Department of Pharmaceutics, Faculty of Pharmacy, Alexandria University, Alexandria, 21521, Egypt.
Department of Pharmaceutics, Faculty of Pharmacy, Kuwait University, P.O. Box 24923, 13110, Safat, Kuwait.
Drug Deliv Transl Res. 2021 Jun;11(3):1037-1055. doi: 10.1007/s13346-020-00815-3.
Despite the potent clinical efficacy of linezolid (LNZ) against drug-resistant tuberculosis, its safety and tolerability remain of major concern. Our objective is to develop antitubercular inhalable LNZ nano-embedded microparticles. In this context, LNZ incorporated in non-structured lipid carriers (NLCs) was characterized in terms of colloidal, morphological, thermal, and release profiles. The potential of LNZ-NLCs to cross mucosal barriers and invade alveolar macrophages (AM, MH-S cells) was appraised. In vivo proof of concept was accomplished via orotracheal administration to mice. Respirable microparticles prepared by spray drying NLCs with diluents were assessed for their size, shape, flowability, aerosolization performance, and lung deposition pattern. NLCs (809-827 nm in size, zeta potential - 37.4 to - 58.9 mV) ensued 19% LNZ loading and pH-independent sustained release. Penetration studies revealed 73% LNZ crossing mucus within 1 h. Meanwhile, viability assay on A549 cells ensured an IC50 of 1.2 and 0.32 mg/mL for plain and LNZ-NLCs, respectively. CLSM confirmed phagocytosis of NLCs by MH-S macrophages, while H&E staining demonstrated NLC accumulation in murine AM in vivo with no signs of histopathological/biochemical changes. Bronchoalveolar lavage showed significantly low levels of LDH and total proteins (TP) for LNZ-NLCs highlighting their superior safety. Respirable microparticles embedding LNZ-NLCs ensured excellent aerosolization (MMAD 2 μm, FPF 93%) denoting perfect alveolar deposition. The developed inhalation therapy provided sustained LNZ release, mucus penetrability, potential safety in therapeutic doses, in vitro and in vivo macrophage targetability, and preferential deposition in the deep lung. Overall positive outcomes rely on reduced dose, dosing frequency, and per se superior safety circumventing systemic-associated life-threatening side effects. Graphical abstract.

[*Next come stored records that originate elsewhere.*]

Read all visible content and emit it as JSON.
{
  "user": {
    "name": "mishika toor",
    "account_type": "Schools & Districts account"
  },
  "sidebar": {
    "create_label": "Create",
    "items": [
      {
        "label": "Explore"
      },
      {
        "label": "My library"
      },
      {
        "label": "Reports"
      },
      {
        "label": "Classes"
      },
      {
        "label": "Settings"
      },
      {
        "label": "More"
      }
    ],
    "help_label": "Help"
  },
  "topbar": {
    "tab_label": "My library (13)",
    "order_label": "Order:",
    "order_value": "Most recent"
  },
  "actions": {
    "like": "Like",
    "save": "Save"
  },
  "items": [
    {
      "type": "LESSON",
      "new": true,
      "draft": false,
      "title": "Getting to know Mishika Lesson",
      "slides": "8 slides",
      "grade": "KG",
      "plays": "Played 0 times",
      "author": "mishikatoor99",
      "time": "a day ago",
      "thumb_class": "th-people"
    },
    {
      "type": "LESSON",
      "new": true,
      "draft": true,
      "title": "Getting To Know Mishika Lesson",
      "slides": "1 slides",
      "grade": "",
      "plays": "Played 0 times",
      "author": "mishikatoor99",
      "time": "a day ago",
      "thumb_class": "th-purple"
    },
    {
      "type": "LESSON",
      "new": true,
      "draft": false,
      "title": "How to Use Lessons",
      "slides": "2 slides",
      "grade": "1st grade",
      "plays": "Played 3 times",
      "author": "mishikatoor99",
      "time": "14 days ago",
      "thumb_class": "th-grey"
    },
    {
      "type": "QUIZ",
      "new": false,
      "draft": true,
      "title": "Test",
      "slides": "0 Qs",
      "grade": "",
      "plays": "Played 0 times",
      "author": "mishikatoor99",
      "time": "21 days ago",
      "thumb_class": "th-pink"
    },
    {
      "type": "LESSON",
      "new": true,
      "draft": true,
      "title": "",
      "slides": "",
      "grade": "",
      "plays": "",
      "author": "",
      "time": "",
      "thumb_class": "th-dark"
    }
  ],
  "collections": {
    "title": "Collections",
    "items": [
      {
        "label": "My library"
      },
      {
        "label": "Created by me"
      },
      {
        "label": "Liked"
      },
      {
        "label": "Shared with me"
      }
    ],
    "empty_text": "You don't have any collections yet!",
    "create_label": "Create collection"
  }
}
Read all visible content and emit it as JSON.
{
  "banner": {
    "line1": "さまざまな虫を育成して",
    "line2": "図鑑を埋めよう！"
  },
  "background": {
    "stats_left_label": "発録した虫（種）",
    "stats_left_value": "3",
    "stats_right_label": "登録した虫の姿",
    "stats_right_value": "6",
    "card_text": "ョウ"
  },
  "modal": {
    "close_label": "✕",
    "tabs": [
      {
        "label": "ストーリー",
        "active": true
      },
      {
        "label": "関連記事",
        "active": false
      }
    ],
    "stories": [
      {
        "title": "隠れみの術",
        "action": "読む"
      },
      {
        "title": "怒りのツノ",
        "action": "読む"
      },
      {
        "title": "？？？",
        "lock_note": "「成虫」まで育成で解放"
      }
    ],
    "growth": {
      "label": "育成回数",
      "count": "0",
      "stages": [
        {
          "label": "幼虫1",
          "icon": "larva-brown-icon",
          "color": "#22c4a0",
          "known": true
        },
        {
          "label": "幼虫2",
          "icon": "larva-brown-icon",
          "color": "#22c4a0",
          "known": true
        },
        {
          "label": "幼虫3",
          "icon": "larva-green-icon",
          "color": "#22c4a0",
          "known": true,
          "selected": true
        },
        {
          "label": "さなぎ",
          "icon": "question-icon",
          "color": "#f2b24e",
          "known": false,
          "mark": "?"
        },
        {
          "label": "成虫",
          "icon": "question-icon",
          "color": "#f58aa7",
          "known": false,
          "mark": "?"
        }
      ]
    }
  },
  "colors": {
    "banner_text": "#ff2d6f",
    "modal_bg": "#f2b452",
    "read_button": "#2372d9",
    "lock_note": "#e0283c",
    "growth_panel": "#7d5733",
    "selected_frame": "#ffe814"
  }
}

尽管利奈唑胺(LNZ)对耐药结核病具有强大的临床疗效,但它的安全性和耐受性仍是主要关注点。我们的目标是开发抗结核可吸入 LNZ 纳米嵌入微球。在这种情况下,对包含在非结构化脂质载体(NLC)中的 LNZ 进行了胶体、形态、热和释放特性的表征。评估了 LNZ-NLC 穿透黏膜屏障并侵袭肺泡巨噬细胞(AM,MH-S 细胞)的潜力。通过口腔气管给药途径在小鼠体内进行了概念验证。通过喷雾干燥 NLC 与稀释剂制备可吸入微球,并对其粒径、形状、流动性、雾化性能和肺部沉积模式进行了评估。NLC(大小为 809-827nm,Zeta 电位为-37.4 至-58.9mV)可负载 19%的 LNZ,并实现 pH 无关的持续释放。穿透研究显示,1 小时内有 73%的 LNZ 穿过黏液。同时,A549 细胞的活力测定确保普通 LNZ 和 LNZ-NLC 的 IC50 分别为 1.2 和 0.32mg/mL。CLSM 证实了 MH-S 巨噬细胞对 NLC 的吞噬作用,而 H&E 染色显示 NLC 在体内的 AM 中积累,且无组织病理学/生化变化的迹象。支气管肺泡灌洗显示 LNZ-NLC 的 LDH 和总蛋白(TP)水平显著降低,突出了其优异的安全性。嵌入 LNZ-NLC 的可吸入微球确保了出色的雾化效果(MMAD 为 2μm,FPF 为 93%),表示可实现完美的肺泡沉积。所开发的吸入疗法提供了持续的 LNZ 释放、黏液穿透性、治疗剂量下的潜在安全性、体外和体内巨噬细胞靶向性以及在深肺中的优先沉积。总体上积极的结果依赖于减少剂量、给药频率和本身优越的安全性,避免了与全身相关的危及生命的副作用。图表摘要。